On the 18th November 2014, Microsoft published information relating to a vulnerability that exists within all versions of Windows, and Windows Server operating systems. The vulnerability lies within the Kerberos Key Distribution Center (KDC) in Microsoft Windows.
The vulnerability itself could allow an attacker to escalate their privileges from that of a Domain User to those of a Domain Admin. The Domain Admin would then have full control of the Windows Domain from this point. There are no publicly available exploits known to exist as of yet, however it is likely that proof of concept and exploit code will be available in the near future.

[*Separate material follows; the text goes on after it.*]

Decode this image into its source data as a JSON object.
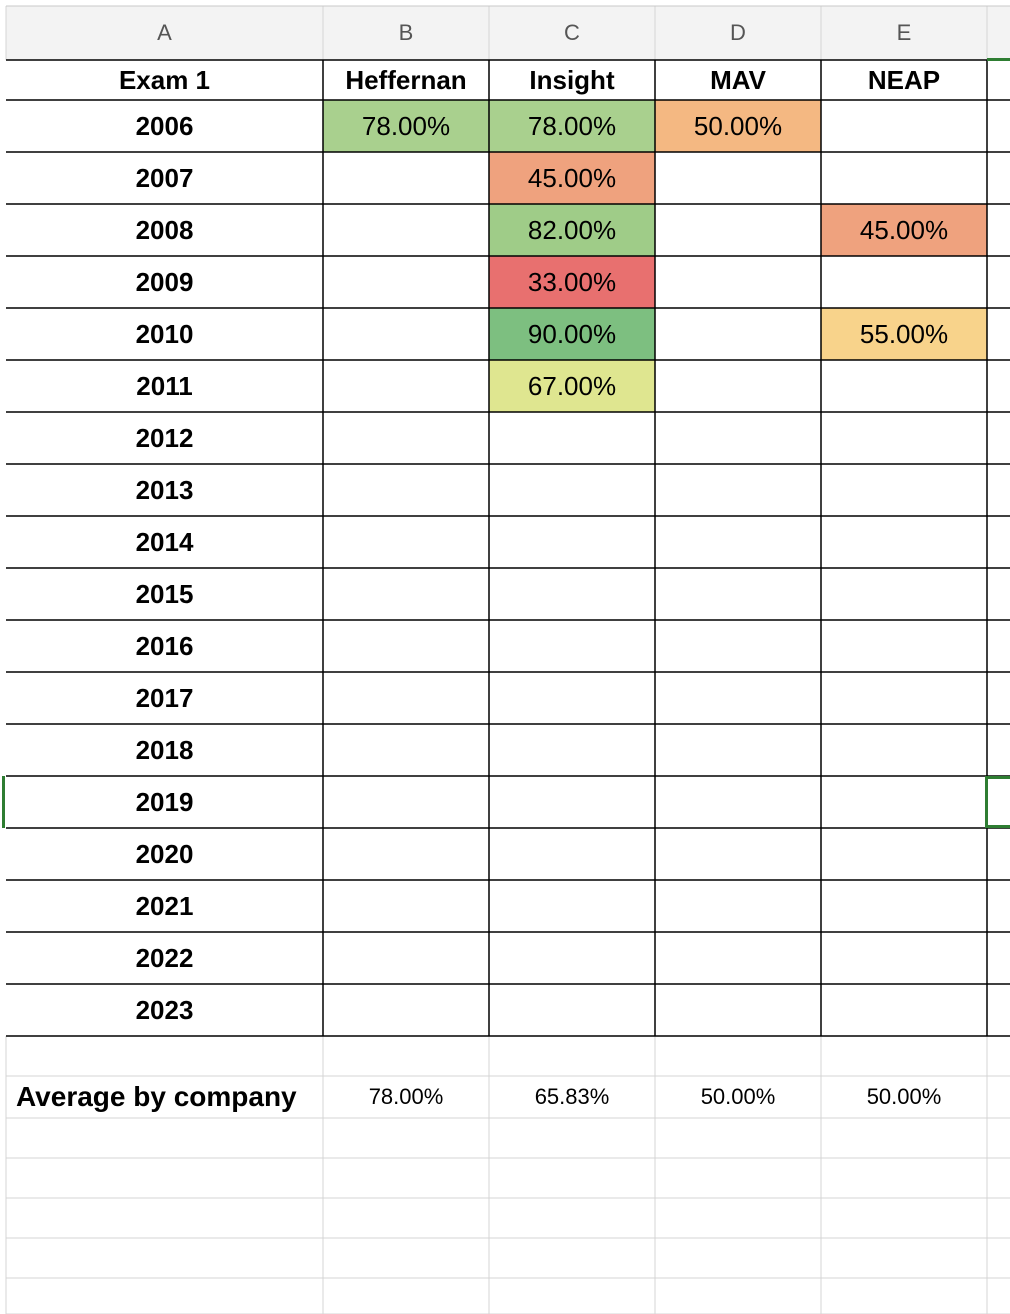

If your organisation uses systems with a Windows Operating System, then it is highly likely that there are vulnerable machines on your network. All versions of Windows and Windows Server are reportedly vulnerable until patched, which includes all currently supported versions. We strongly recommend resolving the issue as a matter of priority.
Microsoft report that they are aware of limited attacks that exploit this vulnerability, however no proof of concept code has been seen online as of yet. Due to the nature of this vulnerability, with the potential consequences, it is likely that a proof of concept, or working exploit will be available in the near future.
The best way to currently check for the presence of this flaw is to find out if the relevant ‘MS14-068’ patch has been applied. Domain Controllers should be the main priority, with servers and workstations to follow, in that order.
The SureCloud Platform has the capability to detect this missing patch via internal credentialed scans, available to those customers who have our internal on-demand scanning service. Look out for vulnerability 79311, “Vulnerability in Kerberos Could Allow Elevation of Privilege”.
Before running your scan, ensure that your internal scanning appliance is configured to conduct credentialed/privileged scans. Please open a support ticket with us if you’re not sure.
Apply the relevant patch from Microsoft: https://support.microsoft.com/kb/3011780, with priority given to Domain Controllers running Windows Server 2008R2 and below, followed by Domain Controllers running more recent versions of Windows Server, and lastly by systems running any other version of Windows.
The only certain way to ensure that a compromise of the Windows domain has been remediated is to completely rebuild the domain. An attacker with administrative privileges to the Windows domain can ensure persistent access even after the security update has been applied, which is why it is critical that this update is installed as a matter of urgency.
Should you have any questions regarding this or any security matter, please do not hesitate to get in touch by opening a support ticket or emailing SureCloud Support.
As of 5th December 2014 working exploit code was made publicly available. This Python script allows a malicious user to forge a Kerberos ticket from a valid Domain User account in order to attain Domain Admin, Enterprise Admin, Schema Admin, and Built-in Administrator (Domain Controller) privileges.
The use of this exploit in a vulnerable environment is trivial and recently allowed SureCloud consultants to escalate privileges from that of a standard Domain User to a Domain/Enterprise Administrator with relative ease.
It is therefore highly recommended that Domain Controllers within the Active Directory domain are patched with KB3011780 as soon as possible.
Microsoft Event ID 4672 ‘Special privileges assigned to new logon’ will allow IT administrators to monitor the event log in order to search for users that are not members of domain administrative security groups.
Whilst every effort is made to ensure the accuracy and robustness of any information presented, it is not possible for SureCloud to test every possible scenario an organization may face, and SureCloud cannot be held liable for any loss or damage which may arise from taking action on any of the contents provided. SureCloud strongly advises that all recommendations, solutions and detection methods detailed, are thoroughly reviewed and tested in non-production environments before being considered suitable for production release, in-line with any existing internal change control procedures.